I've never run into any problems using it. However, I have recently seen various threads discussing that the function "strtok()" is not safe to use, as it isn't "thread-safe". Serial input basics uses this same function.
Here's one thread I read discussing these problems with strtok; Strtok() bites me again, though I'm not quite advanced enough to understand what the specific problem(s) with strtok() actually are.

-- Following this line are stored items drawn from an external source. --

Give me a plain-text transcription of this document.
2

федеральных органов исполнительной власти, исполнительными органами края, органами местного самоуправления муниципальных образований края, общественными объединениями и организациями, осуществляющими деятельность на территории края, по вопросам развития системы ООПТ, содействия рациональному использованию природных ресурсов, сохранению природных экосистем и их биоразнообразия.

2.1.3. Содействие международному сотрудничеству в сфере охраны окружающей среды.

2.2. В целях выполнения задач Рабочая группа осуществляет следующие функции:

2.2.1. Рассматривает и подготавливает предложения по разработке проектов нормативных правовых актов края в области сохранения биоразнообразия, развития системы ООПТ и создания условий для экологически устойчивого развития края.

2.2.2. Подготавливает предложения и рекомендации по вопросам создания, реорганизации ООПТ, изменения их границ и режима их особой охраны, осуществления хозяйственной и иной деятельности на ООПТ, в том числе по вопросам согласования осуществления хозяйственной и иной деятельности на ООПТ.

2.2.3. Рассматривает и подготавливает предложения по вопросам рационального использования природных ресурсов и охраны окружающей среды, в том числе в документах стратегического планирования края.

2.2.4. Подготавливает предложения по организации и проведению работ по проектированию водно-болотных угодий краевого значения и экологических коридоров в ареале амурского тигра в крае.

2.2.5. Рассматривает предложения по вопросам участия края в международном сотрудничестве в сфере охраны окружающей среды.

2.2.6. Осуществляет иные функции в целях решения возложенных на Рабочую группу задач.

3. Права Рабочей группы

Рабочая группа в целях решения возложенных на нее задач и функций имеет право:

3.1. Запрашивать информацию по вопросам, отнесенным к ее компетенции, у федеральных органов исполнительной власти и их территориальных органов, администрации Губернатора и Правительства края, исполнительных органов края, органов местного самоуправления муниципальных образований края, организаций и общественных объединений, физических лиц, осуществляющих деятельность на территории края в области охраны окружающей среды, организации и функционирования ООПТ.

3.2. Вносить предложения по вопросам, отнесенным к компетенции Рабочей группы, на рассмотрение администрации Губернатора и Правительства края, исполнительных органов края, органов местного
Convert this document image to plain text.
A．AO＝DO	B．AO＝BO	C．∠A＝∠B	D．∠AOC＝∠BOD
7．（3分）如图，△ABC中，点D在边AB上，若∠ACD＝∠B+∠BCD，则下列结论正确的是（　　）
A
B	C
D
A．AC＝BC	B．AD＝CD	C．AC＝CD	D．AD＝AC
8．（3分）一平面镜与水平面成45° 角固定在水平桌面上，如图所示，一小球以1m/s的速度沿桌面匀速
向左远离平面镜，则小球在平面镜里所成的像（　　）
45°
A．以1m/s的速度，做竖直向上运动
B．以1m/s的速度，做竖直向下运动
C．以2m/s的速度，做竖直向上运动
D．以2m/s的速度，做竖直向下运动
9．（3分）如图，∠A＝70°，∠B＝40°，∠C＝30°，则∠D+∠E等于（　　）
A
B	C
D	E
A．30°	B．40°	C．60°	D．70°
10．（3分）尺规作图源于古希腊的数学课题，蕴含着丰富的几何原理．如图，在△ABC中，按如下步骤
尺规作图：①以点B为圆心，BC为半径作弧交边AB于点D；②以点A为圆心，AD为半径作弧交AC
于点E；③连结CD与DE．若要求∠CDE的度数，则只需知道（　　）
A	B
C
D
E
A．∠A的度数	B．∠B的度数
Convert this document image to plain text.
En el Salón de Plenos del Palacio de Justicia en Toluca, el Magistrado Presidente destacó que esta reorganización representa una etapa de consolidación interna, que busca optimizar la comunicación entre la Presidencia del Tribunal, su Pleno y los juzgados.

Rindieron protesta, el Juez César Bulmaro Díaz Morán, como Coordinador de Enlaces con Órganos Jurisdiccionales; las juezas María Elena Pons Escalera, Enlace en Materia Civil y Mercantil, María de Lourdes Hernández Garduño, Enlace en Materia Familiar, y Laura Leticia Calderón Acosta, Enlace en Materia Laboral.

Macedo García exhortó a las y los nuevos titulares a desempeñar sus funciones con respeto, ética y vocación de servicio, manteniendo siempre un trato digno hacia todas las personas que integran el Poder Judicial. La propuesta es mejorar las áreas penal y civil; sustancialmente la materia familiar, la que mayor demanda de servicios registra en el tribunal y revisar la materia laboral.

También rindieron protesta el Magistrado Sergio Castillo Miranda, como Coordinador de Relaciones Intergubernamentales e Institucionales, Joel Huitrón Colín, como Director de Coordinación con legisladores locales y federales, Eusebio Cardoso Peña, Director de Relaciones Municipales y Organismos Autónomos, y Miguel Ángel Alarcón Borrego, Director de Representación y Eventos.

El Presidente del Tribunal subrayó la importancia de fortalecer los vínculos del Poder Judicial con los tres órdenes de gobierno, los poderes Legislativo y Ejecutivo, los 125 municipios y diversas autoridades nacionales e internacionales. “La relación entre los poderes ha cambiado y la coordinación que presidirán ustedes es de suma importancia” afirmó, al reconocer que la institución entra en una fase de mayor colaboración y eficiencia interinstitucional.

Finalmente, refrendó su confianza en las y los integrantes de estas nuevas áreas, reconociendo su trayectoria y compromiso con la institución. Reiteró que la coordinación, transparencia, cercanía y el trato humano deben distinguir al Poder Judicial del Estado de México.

Here is the usage of strtok() from example 5 of the SIB tutorial;
void parseData() { // split the data into its parts
char * strtokIndx; // this is used by strtok() as an index
strtokIndx = strtok(tempChars,","); // get the first part - the string
strcpy(messageFromPC, strtokIndx); // copy it to messageFromPC
strtokIndx = strtok(NULL, ","); // this continues where the previous call left off
integerFromPC = atoi(strtokIndx); // convert this part to an integer
strtokIndx = strtok(NULL, ",");
floatFromPC = atof(strtokIndx); // convert this part to a float
}
Is the author's usage of strtok() in this example problematic? If so, what would be a better way of parsing multiple variables out of a single char array?
FFI, I run nearly all my projects on ESP32-WROOM-32U boards these days.
The function strtok() stores a pointer locally. That means if strtok() is used in a interrupt and in the loop(), then it goes wrong. Also when used from multiple tasks in a multitasking system then it goes wrong.
You won't notice any problem, unless you use a ESP32 and decide to start another FreeRTOS task which also uses strtok(). The chance that you do that and also have forgotten about the risks of strtok() might be 1%. Then why take a risk of 1% that your project will fail ? Just don't use strtok() anymore.
Thanks. Your explanation makes sense to me. Even if it's such a rare occurrence that I'd ever use strtok() on 2 cores, it seems trivial to just use a different method.
I will see if I can modify the example with a different function/method. I will post my results to this thread.
No, strtol() can store the end pointer. You just chose to discard it by making the second argument NULL. If you keep the end pointer, after the conversion of an unknown number of digits, you have a pointer to the remaining string,
" If endptr is not NULL, strtoul() stores the address of the first invalid character in *endptr. If there were no digits at all, however, strtoul() stores the original value of nptr in endptr. (Thus, if *nptr is not '\0' but **endptr is '\0' on return, the entire string was valid.)"
An unknown number and type of delimiters is a different matter, e.g. '<space>,<space>' so that would require some extra footwork. But I've used this technique to collect a series of <space> separated numeric arguments. Because also:
" The string may begin with an arbitrary amount of white space (as determined by isspace())"
I have modified the parseData() function of the Serial Input Basics - updated - #3 by Robin2 tutorial to use the strtok_r function instead. The link provided in Post #4 of this thread seems to indicate that this is a thread-safe alternative to strtok. I tested it and it seems to work fine.
void parseData() {
char *str;
char *p = tempChars; //example "hello,123,3.14"
byte counter = 0;
while ((str = strtok_r(p, ",", &p)) != NULL) // Don't use \n here it fails
{
switch(counter){
case 0:
strcpy(messageFromPC, str);
break;
case 1:
integerFromPC = atoi(str);
break;
case 2:
floatFromPC = atof(str);
break;
}
counter++;
}
}
The following may be a bit over the top, but when tucked away in a library it could be a convenient way to parse strings.
The idea is to let the parseLine function decide how to parse a field based on the types of the parameters it receives. New types can be added by overloading the parse function.
In the example above, "," is used as the delimiter. In the link to the simulator the delimiter is ", ". For machine to machine communication I would not use text at all, so I assume that the incoming data is generated by a spreadsheet program or something like that.
strtok() captures the initial ptr it is given, which means subsequent calls with a NULL ptr are based on it and calls with a new non-NULL ptr overwriting its internally saved ptr and possibly interfering with the original string being further processed.
with strtok_r(), a ptr variable is passed to it to use, so that it doesn't need an internal ptr, allowing multiple calls to strtok_r() where each is passed a unique ptr variable
Have you checked that all the other functions your code uses are also reentrant-safe? All your functions? All the functions in the libraries you're using?
If not, why are you obsessing over strtok() specifically?
Another scenario where it goes wrong is if you're parsing something like 12=1,14=0,6=55.
I strtok on the comma first and get 12=1; next I strtok that result on the equal sign before doing the next strtok on the comma.